Comment faire face à ce choc extérieur ? Il n’y a de place ni pour plus de protectionnisme, ni de repli sur soi, ni d’austérité, ni d’euphorie. Bien au contraire, il faut lancer un processus progressif et judicieux d’intégration à l’économie mondiale en se dotant d’un plan à deux volets pour faire face aux nouveaux enjeux géostratégiques et économiques touchant à l’énergie, la sécurité alimentaire, le développement économique, le commerce international, les investissements et l’indépendance économique.

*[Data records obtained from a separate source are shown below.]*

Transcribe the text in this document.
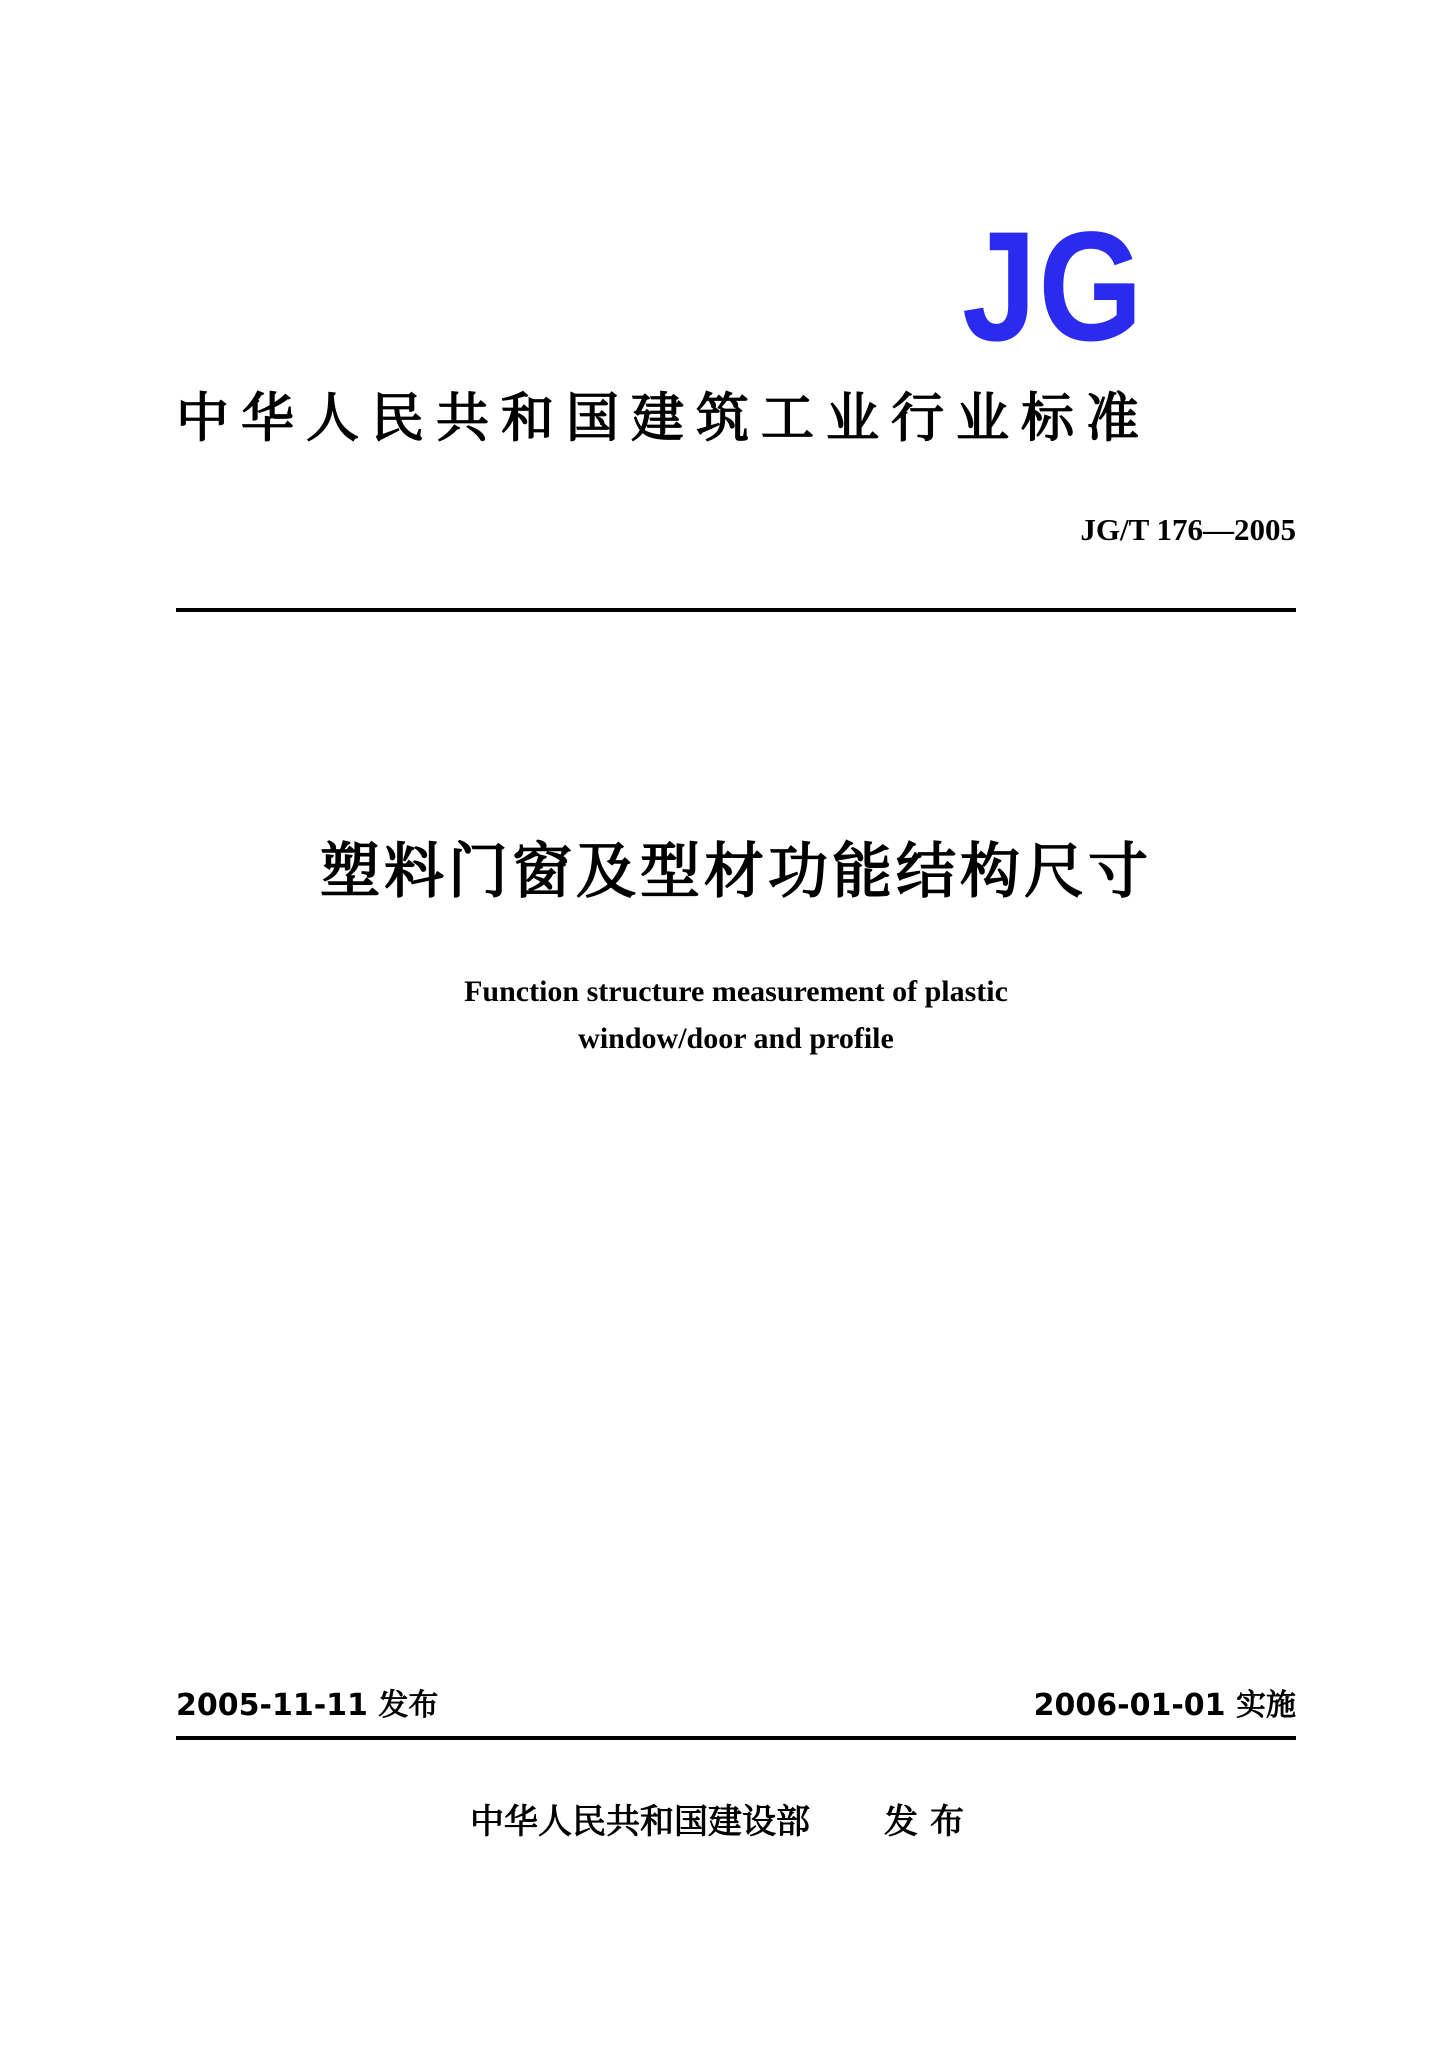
JG
中华人民共和国建筑工业行业标准
JG/T 176—2005
塑料门窗及型材功能结构尺寸
Function structure measurement of plastic
window/door and profile
2005-11-11 发布	2006-01-01 实施
中华人民共和国建设部 发布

- 2022 : profiter de la remontée des prix du brut pour renforcer les réserves internationales de change (assurance contre la volatilité future et gage d’indépendance), accompagnée d’un ajustement budgétaire (au niveau de dépenses en équipement qui sont toujours gonflées), ce qui implique une réactualisation du cadre macroéconomique pour asseoir une loi de finances complémentaire 2022 à la hauteur des défis de l’heure.
- 2023-2025 : définir une approche à moyen et long terme pour s’adapter aux changements à venir au niveau de l’économie mondiale (l’accélération de la décarbonisation) et prendre en charge les nouveaux enjeux géostratégiques en s’attaquant aux dommages structurels que l’économie nationale a subis sous l’effet des restrictions commerciales, financières et économiques externes, des rigidités structurelles et des politiques publiques incohérentes et qui ont été exacerbées par la faiblesse des mesures mises en place pour combattre les impacts négatifs des chocs sanitaire et pétrolier de mars 2020. Dans ce contexte, il faut préparer le terrain pour : (1) de nouvelles formes d’énergie propres : qui doivent prendre le relais du pétrole polluant pour sauvegarder l’environnement et reconstruire une économie hors hydrocarbures dans le contexte d’une stratégie de développement durable à long terme.
A l’instar de nombreux pays producteurs de pétrole, le défi pour l’Algérie est de trouver un équilibre entre l’instabilité mondiale des marchés des énergies fossiles et l’impératif de protection de l’environnement et de réduction des émissions de gaz à effet de serre ; et (2) inscrire ce nouveau mix énergétique dans une démarche de refondation économique : articulé autour d’une vision intérimaire 2050, une stratégie décennale 2023-2030 avec des objectifs simples autour de laquelle serait articulée un premier plan d’action 2023-2025.
Ce dernier sera destiné à entamer le processus de rétablissement des fondamentaux macroéconomiques (lutte contre l’inflation, déficit budgétaire, déséquilibre extérieur), renforcer la gestion macroéconomique du pays (qui est incontournable) et établir des priorités dans les réformes structurelles et les politiques sectorielles (misant sur le vert, le numérique, le bleu, l’agriculture et le manufacturier) dont le pays a tant besoin pour créer de la croissance économique élargie et saine, lancer la transition énergétique, créer des emplois pour réduire le stock des chômeurs (2 millions de personnes) et employer les flux des nouveaux demandeurs (200 000 annuellement) et réduire la pauvreté.